Malgré ces quelques lacunes, David Slade et Charlie Brooker ont en travaillé pendant deux ans pour tourner Bandersnatch, le film leur demandant « autant d’effort que la réalisation de quatre épisodes de la série Black Mirror ». « Nous savions que ça allait être difficile, éprouvant et plus compliqué qu’un film normal. Mais même en sachant tout cela, nous avons sous-estimé le projet », confie le scénariste et créateur de Black Mirror Charlie Brooker. Le film a tout de même profité d’une belle publicité et a été accueilli avec enthousiasme. « Vu la manière dont le film a été reçu, nous allons probablement voir plus de films et de séries interactives à l’avenir. »
C’est toi qui décides
D’après Ian Livingstone, les jeux de rôle et contenus interactifs permettent de « développer nos capacités d’adaptation, de création, notre faculté de problèmes, ou encore notre intelligence émotionnelle ». Autant de qualités « que les robots, qui s’apprêtent à être de plus en plus nombreux dans nos vies, ne peuvent pas apprendre ». De la même manière que le jeu peut être utilisé comme un outil pédagogique auprès des enfants, la fiction immersive et interactive pourra d’après l’auteur visionnaire aider les individus à s’adapter à un monde en perpétuelle évolution, au sein duquel la VR et les intelligences artificielles feront partie du quotidien.

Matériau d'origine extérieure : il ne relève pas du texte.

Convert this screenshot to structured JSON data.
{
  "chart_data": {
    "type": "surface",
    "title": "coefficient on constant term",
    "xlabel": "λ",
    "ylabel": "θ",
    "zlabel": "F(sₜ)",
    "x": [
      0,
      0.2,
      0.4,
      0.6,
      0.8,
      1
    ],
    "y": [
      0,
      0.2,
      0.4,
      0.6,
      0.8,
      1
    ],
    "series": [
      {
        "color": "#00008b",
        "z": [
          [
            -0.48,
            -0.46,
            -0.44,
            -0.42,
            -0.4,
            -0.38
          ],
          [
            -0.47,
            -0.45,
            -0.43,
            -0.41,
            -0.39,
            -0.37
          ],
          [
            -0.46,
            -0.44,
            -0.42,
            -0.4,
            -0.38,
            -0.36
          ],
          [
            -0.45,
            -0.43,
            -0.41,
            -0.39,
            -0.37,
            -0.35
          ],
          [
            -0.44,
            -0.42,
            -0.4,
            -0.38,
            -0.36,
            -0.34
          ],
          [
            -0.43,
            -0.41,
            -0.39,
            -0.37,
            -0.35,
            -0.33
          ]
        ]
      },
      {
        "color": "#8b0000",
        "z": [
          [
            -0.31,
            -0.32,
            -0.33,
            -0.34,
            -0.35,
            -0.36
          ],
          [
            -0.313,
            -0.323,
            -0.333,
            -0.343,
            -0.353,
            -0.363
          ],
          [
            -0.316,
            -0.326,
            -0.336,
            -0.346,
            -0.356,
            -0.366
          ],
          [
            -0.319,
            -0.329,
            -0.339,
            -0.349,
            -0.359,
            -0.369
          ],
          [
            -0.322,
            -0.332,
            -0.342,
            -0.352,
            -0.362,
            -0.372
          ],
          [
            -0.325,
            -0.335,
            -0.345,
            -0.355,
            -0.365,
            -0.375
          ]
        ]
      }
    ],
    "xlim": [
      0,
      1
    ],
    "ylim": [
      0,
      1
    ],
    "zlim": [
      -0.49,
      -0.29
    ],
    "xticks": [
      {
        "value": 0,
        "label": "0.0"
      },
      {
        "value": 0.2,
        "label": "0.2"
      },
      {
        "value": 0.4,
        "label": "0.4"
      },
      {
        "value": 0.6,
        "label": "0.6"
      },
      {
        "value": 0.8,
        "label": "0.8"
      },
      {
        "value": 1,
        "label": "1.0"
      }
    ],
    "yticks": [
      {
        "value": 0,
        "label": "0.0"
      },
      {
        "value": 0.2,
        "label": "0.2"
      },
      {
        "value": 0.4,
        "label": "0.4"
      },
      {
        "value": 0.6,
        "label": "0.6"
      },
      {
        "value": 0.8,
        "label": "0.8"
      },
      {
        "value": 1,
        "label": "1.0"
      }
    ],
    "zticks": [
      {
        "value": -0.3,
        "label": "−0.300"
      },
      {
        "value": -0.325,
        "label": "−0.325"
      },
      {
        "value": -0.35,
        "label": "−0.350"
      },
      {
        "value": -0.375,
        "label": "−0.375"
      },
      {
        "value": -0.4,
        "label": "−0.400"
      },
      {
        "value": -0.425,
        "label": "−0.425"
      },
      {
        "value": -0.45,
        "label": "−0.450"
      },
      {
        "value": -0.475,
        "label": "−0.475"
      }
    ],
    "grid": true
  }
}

Ian Livingstone et le cinéaste-créateur de jeux Sam Barlow s’accordent pour leur part à dire que les films et séries aux scénarios multiples ne remplaceront pas les narrations linéaires traditionnelles, mais y apporteront un « complément ».
« Tous les acteurs du secteur, de la télévision au streaming, essaient de trouver un moyen d’ajouter de l’interactivité à leurs contenus », affirme Barlow. « Ils se demandent comment utiliser les actions des utilisateurs pour les maintenir sur les réseaux sociaux, ou les inciter à jouer à leurs jeux vidéo préférés, en les rendant gratifiants, plus immersifs et personnels, et en renforçant leur valeur sociale. Il faut injecter tout cela à ce que nous connaissons déjà, par exemple des séries de 30 minutes. Il existe une multitude de possibles », explique le réalisateur de Her Story.
Son nouveau projet, Telling Lies, pousse encore plus loin le concept initié par son précédent opus, à mi-chemin entre le film et le jeu vidéo. Avec un casting composé d’acteurs venus de blockbusters comme Prometheus, X-Men: Apocalypse ou la série Westworld, le joueur-spectateur se trouve face à des séquences vidéo dont il doit faire le tri des mensonges pour découvrir le fin mot de l’histoire et la reconstituer dans sa totalité.
« L’interactivité est aujourd’hui devenue partie intégrante du quotidien, et il est génial de voir que Les livres dont vous êtes le héros ont influencé tant de créations. Beaucoup de gens ayant joué avec ces livres sont ensuite devenus développeurs, artistes, ou scénaristes », se réjouit Ian Livingstone. Autant de créatifs qui sont certainement prêts à écrire et tourner les films et séries dont nous serons les héros, « la question étant désormais d’obtenir un bon rapport coût-efficacité », souligne-t-il. « Un film interactif coûte cher et prend du temps, puisqu’il faut tourner des scènes qui ne seront jamais vues, mais je suis sûr que Bandersnatch a réussi sa mission », spécule l’auteur.
Il est quoi qu’il arrive un moyen pour Netflix de s’imposer comme le précurseur absolu sur ces nouveaux formats. Alors que la concurrence se fait de plus en plus nombreuse, avec notamment l’arrivée prévue pour 2019 du service de streaming Disney Plus, la création de contenus originaux de type séries-jeux pourrait être une des clés de Netflix pour se démarquer. Et peut-être nous permettre un jour de choisir qui prendra place sur le Trône de fer.